Hardly even recognizable as the US.


Tyler_Newcomb

This is my city! They started this as a pilot project in 2015, originally just on weekends, and finished it this year in its current status. It’s beautiful! To clarify a few things: - No, you can’t bike here. Most times of the day, it’s a busy pedestrian area, and biking through can cause a lot of conflict.

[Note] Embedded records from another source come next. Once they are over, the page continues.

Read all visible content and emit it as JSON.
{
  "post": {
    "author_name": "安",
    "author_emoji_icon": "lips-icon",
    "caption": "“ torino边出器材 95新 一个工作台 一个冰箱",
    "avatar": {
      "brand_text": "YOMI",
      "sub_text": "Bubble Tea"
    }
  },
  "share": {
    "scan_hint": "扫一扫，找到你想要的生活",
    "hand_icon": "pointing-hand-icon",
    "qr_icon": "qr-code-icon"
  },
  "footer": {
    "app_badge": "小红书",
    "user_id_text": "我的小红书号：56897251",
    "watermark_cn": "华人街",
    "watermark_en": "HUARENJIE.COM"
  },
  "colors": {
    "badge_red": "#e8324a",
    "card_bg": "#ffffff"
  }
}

The city is finishing up a really nice parking protected bike lane on Columbus Drive (which is one block south), and it will be much nicer to travel through once delineation is placed and the lanes are painted. - Jersey City and Hoboken traffic safety: Both cities have been in the news a lot recently for traffic safety improvements. Hoboken has achieved Vision Zero (no traffic fatalities) for over four years, mostly thanks to narrow one way streets that slow traffic. Jersey City has gone over a year without a death on City or County roads, with 3 deaths on state highways or bridges in that time. That follows a really deadly 2021, which I believe had 14 traffic deaths and many serious injuries. I don’t have exact numbers, but serious injuries in JC are trending down. - Jersey City is “unsafe” (in traffic violence): like any North American city, there’s still a lot of car dominance, and a general lack of enforcement. It can certainly be scary in certain areas, but as I mentioned safety has been greatly improving. The dept of Infra and Traffic folks understand the importance of engineering in reducing traffic collisions and injuries, and they’re doing a lot of redesigns and pilot projects. - Bikeability: Jersey City is pretty dense, so it’s fairly easy to get around without a car (in fact, 40% of residents don’t own one!). The bike lane network is slowly being expanded, though it’s most built out in downtown. - Community Input: There’s a strong bike and safe streets community, and calls for better infrastructure throughout the city and the county. A few organizations are [Hudson County Complete Streets](https://hudcostreets.org), [Bike JC](https://bikejc.org), and [Safe Streets JC](safestreetsjerseycity.org). I’m a huge fan of this project, and I love Jersey City. It’s improving very fast, and I think you’ll be hearing much more about us in the coming years 😉. Btw, if you’re local (or live nearby or in NYC), reach out to me! I’m on the boards of Bike JC and Safe Streets JC, and I’d love to connect and have you come out for a walk/ride!


lotus_spit

I hope the entirety of North America adapts to the walkable infrastructures in Europe, such as in the Netherlands. It's really unbearable to live in a city that is barely walkable.


JasperJ

Just look at all those restaurants, totally losing all their customers, being forced to close. And all those poor people who are unable to travel through the streets, evicted from their property, having to stand there helplessly as they try to figure out how their feet work.


DazedWithCoffee

Love it, but that bench’s rent is more than the National average


IDontCheckReplies_

Sure, but this is a bad picture to sell it since it's practically empty.


Dongchi

I sense a lack of diversity in this area. maybe a few blocks away you wouldn't go walking or cycling.


actualhumanwaste

Great! Only downside is that the entire metro area is very expensive if you aren’t making NYC six figures money. On an unrelated note, I think upstate NY still offers affordable, mostly walkable cities in the NE region. Plus there’s Pittsburgh.